Regularity functions of powers of graded ideals

Abstract: This paper studies the problem of which sequences of non-negative integers arise as the functions $\operatorname{reg} I^{n-1}/I^n$, $\operatorname{reg} R/I^n$, $\operatorname{reg} I^n$ for an ideal $I$ generated by forms of degree $d$ in a standard graded algebra $R$. These functions are asymptotically linear with slope $d$. If $\dim R/I = 0$, we give a complete characterization of all numerical functions which arise as the functions $\operatorname{reg} I^{n-1}/I^n$, $\operatorname{reg} R/I^n$ and show that $\operatorname{reg} I^n$ can be any numerical function $f(n) \ge dn$ that weakly decreases until it becomes a linear function with slope $d$. The latter result gives a negative answer to a question of Eisenbud and Ulrich.

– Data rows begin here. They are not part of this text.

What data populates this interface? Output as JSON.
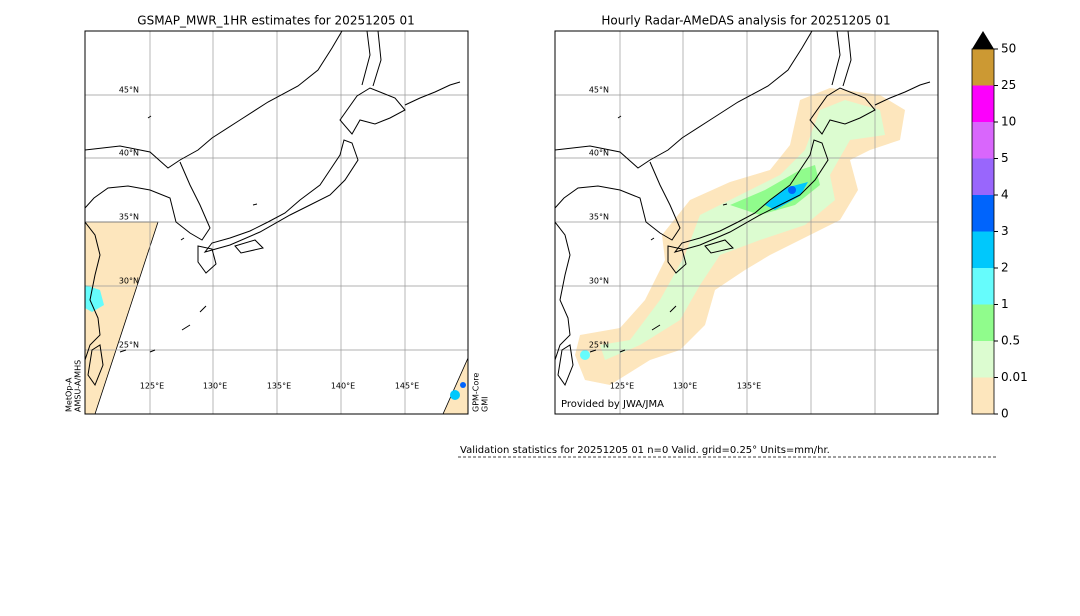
{
  "panels": [
    {
      "title": "GSMAP_MWR_1HR estimates for 20251205 01",
      "lat_labels": [
        "45°N",
        "40°N",
        "35°N",
        "30°N",
        "25°N"
      ],
      "lon_labels": [
        "125°E",
        "130°E",
        "135°E",
        "140°E",
        "145°E"
      ],
      "left_side_label": [
        "MetOp-A",
        "AMSU-A/MHS"
      ],
      "right_side_label": [
        "GPM-Core",
        "GMI"
      ]
    },
    {
      "title": "Hourly Radar-AMeDAS analysis for 20251205 01",
      "lat_labels": [
        "45°N",
        "40°N",
        "35°N",
        "30°N",
        "25°N"
      ],
      "lon_labels": [
        "125°E",
        "130°E",
        "135°E"
      ],
      "credit": "Provided by JWA/JMA"
    }
  ],
  "colorbar": {
    "labels": [
      0,
      0.01,
      0.5,
      1,
      2,
      3,
      4,
      5,
      10,
      25,
      50
    ],
    "colors": [
      "#fde6bd",
      "#dcfcd0",
      "#90fc8c",
      "#66fcfc",
      "#00c8fc",
      "#0064fc",
      "#9966fc",
      "#d966fc",
      "#fc00fc",
      "#cc9933"
    ],
    "over_color": "#000000"
  },
  "validation": "Validation statistics for 20251205 01  n=0 Valid. grid=0.25° Units=mm/hr."
}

If $\dim R/I \ge 1$, we show that $\operatorname{reg} I^{n-1}/I^n$ can be any numerical asymptotically linear function $f(n) \ge dn-1$ with slope $d$ and $\operatorname{reg} R/I^n$ can be any numerical asymptotically linear function $f(n) \ge dn-1$ with slope $d$ that is weakly increasing. Inspired of a recent work of Ein, Ha and Lazarsfeld on non-singular complex projective schemes, we also prove that the function of the saturation degree of $I^n$ is asymptotically linear for an arbitrary graded ideal $I$ and study the behavior of this function.